En août 1953, commence dans l’hebdomadaire Bayard une série BD médiévale, dont le premier épisode s’intitule Le secret de l’émir et qui retrace les aventures d’un jeune féodal nommé Thierry de Royaumont, au début du XIIIe siècle. Cette série s’achève en octobre 1959 avec un quatrième épisode intitulé Pour sauver Leïla.
Dans Le Secret de l’émir, le premier épisode (qui a pour titre Le Mystère de l’émir pour la première parution en album), le père de Thierry, Arnold de Royaumont, accusé de trahison en Terre sainte au profit des Sarrasins, est condamné à la prison à vie par le roi Philippe Auguste. Thierry, bientôt en compagnie de trois amis, va chercher et trouve en Syrie les preuves de l’innocence de son père, grâce à l’aide de Leïla, la fille du mystérieux émir d’Homs, les deux jeunes gens formant bientôt un couple. La Couronne d’épines, l’épisode suivant, commence à Constantinople, alors capitale de l’Empire latin d’Orient, et voit les quatre amis et Leïla aller chercher la relique de la couronne d’épines du Christ chez les Bulgares, qui l’avaient volé à Constantinople. Tous les cinq échappent ensuite aux menées des Turcs danishmendites d’Anatolie. Dans L’Ombre de Saïno, le troisième épisode, les quatre amis et Leïla, revenus en France, luttent contre l’organisation mystérieuse dirigée par un énigmatique personnage du nom de Saïno, dont le but est de s’emparer de l’Occident. Si le quatrième épisode s’intitule Pour sauver Leïla, c’est que celle-ci a été enlevée et que les quatre amis doivent aller jusqu’en Libye pour la délivrer, mettant ainsi fin à l’organisation de Saïno.
Cette épopée, nous la devons à deux auteurs. Au scénario, le religieux assomptionniste André Sève (1913-2001), qui signe ici « Jean Quimper » et qui est le rédacteur en chef de Bayard, une des publications du groupe de presse catholique Maison de la Bonne Presse. Au dessin, Pierre Forget (1923-2005), illustrateur d’ouvrages pour le jeunesse et graveur de timbres-poste.
Histoire et fiction
L’habileté du scénariste est de mêler Histoire et fiction. Au moins dans les deux premiers épisodes.

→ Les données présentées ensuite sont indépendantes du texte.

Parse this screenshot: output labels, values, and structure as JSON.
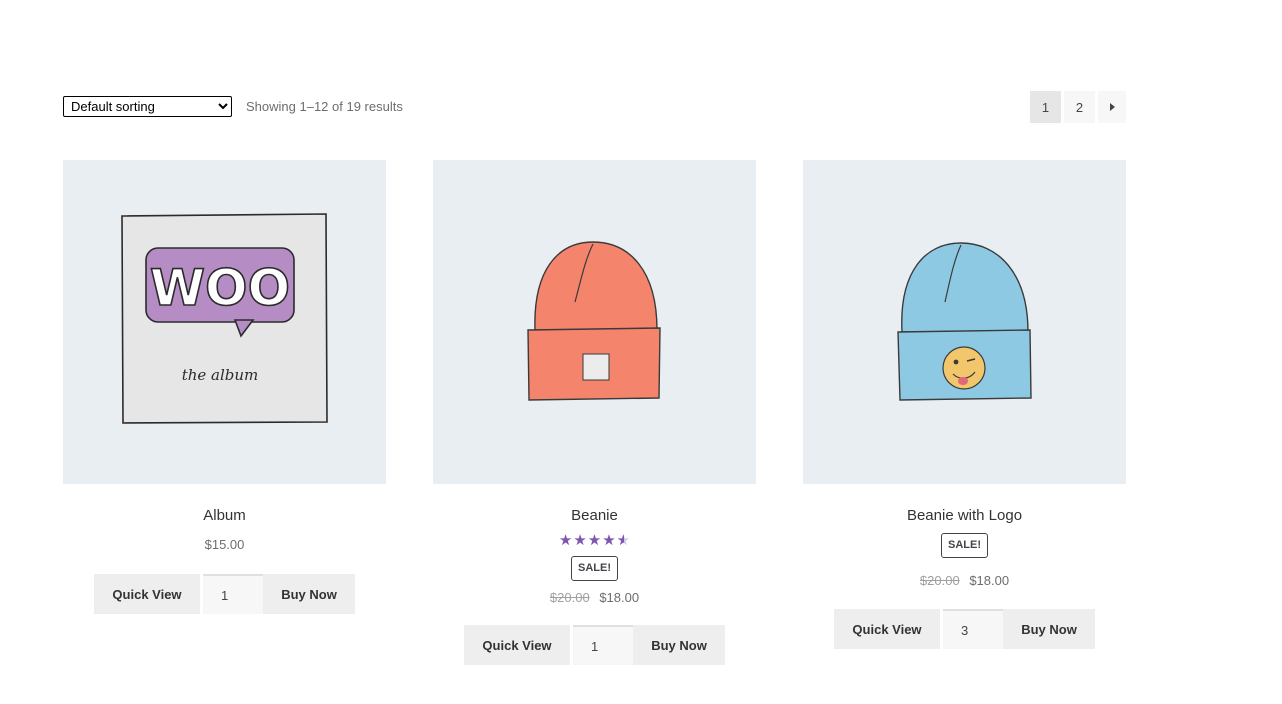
{
  "toolbar": {
    "sort_selected": "Default sorting",
    "result_count": "Showing 1–12 of 19 results"
  },
  "pagination": {
    "pages": [
      "1",
      "2"
    ],
    "current": "1"
  },
  "products": [
    {
      "title": "Album",
      "price": "$15.00",
      "quick_view": "Quick View",
      "quantity": "1",
      "buy_now": "Buy Now"
    },
    {
      "title": "Beanie",
      "rating": 4.5,
      "sale_badge": "SALE!",
      "old_price": "$20.00",
      "price": "$18.00",
      "quick_view": "Quick View",
      "quantity": "1",
      "buy_now": "Buy Now"
    },
    {
      "title": "Beanie with Logo",
      "sale_badge": "SALE!",
      "old_price": "$20.00",
      "price": "$18.00",
      "quick_view": "Quick View",
      "quantity": "3",
      "buy_now": "Buy Now"
    }
  ],
  "album_art": {
    "logo_text": "WOO",
    "caption": "the album"
  },
  "colors": {
    "star": "#7f54b3",
    "image_bg": "#e9eef2",
    "button_bg": "#eeeeee",
    "orange_beanie": "#f4846c",
    "blue_beanie": "#8ec9e3",
    "woo_purple": "#b58cc4"
  }
}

Ainsi, c’est au lendemain du dimanche de la victoire de Bouvines (27 juillet 1214), que démarre l’action du Secret de l’émir, doté d’un départ repérable chronologiquement. Pour ce qui est du nom de « Royaumont », il n’a rien à voir avec une quelconque seigneurie, mais avec l’abbaye cistercienne fondée par Saint Louis en 1228 dans l’Oise. Quant au mystérieux émir d’Homs, son véritable nom découvert à la fin du premier épisode le rattache au puissant lignage de Coucy. Or le seul de ce lignage décédé en Terre Sainte, Raoul de Coucy, est mort en 1191 au siège de St Jean d’Acre.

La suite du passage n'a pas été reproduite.